Last Monday, we assembled our first kids screening committee for the Milwaukee Children’s Film Festival. The committee, comprised of kids aged six through nine, met at the Betty Brinn Children’s Museum to watch six short films that are in consideration for this year’s Kids Shorts programs. The reports are in: they liked three, thought two were ok, and didn’t like one because it was “too mature.”
During the screening, the kids discussed what they enjoyed, or didn’t enjoy, about the films after writing some comments. For example:
“I liked how their fingers got stuck in everything.”
“It had a nice ending with the backpack, but the rabbit thing was weird.”
“It was dumb that they didn’t talk.”
“I liked how stuff that he wrote came to life.”
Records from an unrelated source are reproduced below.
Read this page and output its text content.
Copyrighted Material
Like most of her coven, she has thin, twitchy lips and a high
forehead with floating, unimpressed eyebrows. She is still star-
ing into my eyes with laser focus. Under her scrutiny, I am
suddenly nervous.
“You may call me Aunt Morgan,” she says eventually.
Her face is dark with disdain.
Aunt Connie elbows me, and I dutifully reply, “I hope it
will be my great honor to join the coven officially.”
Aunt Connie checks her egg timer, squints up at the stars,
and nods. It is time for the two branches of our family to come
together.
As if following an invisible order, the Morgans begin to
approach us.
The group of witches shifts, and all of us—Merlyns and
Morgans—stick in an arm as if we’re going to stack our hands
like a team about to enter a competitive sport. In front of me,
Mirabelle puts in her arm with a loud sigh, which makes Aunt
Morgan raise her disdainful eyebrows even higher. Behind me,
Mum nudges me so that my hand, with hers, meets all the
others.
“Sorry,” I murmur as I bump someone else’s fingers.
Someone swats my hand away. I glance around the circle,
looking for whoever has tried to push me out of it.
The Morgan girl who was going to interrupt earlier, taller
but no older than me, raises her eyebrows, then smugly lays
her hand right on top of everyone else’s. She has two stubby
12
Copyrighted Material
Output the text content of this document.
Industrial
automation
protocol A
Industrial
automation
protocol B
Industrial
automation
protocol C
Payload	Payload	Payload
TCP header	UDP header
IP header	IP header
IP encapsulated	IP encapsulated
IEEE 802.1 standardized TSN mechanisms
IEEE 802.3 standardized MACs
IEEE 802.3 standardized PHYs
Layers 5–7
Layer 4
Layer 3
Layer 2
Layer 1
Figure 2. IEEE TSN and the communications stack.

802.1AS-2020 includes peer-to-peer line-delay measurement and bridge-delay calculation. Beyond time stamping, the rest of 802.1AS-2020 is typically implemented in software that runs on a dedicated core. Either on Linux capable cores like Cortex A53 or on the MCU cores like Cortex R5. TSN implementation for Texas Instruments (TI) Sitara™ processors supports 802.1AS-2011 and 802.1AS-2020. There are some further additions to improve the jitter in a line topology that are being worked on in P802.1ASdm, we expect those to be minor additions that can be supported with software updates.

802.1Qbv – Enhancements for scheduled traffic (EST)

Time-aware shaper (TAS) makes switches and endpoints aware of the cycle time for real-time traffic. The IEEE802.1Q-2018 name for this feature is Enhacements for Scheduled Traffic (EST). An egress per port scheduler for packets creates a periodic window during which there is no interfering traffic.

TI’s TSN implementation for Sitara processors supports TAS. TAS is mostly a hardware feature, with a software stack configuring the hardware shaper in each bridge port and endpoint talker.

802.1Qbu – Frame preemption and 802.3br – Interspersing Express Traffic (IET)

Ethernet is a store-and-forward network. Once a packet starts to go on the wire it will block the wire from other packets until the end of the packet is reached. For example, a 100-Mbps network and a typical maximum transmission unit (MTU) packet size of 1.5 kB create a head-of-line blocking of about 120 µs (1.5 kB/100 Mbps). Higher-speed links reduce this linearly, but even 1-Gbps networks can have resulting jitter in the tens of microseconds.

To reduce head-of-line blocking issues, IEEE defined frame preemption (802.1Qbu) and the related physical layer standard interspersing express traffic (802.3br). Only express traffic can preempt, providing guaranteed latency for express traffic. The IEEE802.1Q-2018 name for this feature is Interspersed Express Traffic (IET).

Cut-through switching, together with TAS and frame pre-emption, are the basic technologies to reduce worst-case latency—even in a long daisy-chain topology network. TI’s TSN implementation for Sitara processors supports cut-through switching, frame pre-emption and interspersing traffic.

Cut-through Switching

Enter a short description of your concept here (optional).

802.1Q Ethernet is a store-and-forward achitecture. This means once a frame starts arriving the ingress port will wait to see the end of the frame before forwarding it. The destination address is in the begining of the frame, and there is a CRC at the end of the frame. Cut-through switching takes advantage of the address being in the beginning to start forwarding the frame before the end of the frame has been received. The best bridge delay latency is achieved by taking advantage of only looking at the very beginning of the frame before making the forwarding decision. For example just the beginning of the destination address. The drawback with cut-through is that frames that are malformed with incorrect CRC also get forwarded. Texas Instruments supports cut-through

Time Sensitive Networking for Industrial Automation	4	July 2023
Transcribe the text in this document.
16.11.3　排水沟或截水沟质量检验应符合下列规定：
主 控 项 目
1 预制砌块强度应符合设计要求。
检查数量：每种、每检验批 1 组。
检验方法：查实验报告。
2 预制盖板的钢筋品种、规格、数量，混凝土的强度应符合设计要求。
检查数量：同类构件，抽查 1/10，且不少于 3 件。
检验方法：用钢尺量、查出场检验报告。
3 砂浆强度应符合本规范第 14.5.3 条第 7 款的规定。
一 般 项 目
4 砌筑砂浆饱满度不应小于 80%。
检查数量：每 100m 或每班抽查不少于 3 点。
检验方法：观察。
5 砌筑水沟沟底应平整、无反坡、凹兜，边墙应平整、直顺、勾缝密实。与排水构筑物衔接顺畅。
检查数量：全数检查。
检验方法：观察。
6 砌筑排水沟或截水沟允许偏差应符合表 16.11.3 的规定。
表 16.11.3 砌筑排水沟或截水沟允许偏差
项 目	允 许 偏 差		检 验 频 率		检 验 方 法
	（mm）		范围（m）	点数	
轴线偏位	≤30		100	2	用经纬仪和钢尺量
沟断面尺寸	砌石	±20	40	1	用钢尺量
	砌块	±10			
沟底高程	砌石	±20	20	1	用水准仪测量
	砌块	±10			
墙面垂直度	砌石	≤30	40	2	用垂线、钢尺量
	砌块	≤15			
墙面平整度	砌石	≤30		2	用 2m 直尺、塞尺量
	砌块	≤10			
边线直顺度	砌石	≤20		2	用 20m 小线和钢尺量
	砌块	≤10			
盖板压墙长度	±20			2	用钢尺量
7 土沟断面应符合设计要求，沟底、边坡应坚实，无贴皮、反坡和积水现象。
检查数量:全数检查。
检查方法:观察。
“Why were they picking their nose?”
Although the discussions were brief, it is clear that we have a budding community of cinephiles in Milwaukee. How many people know what stop-motion animation is in elementary school? I sure didn’t, but one boy explained it to the group. Another commented that he likes claymation, while a girl pointed out that the lesson of a different film made it worthwhile. Form and content—they seem to understand it all.
I’m obviously pushing for six- to nine-year-olds to program the entire Milwaukee Film Festival next year. Angela Catalano would agree, don’t you think?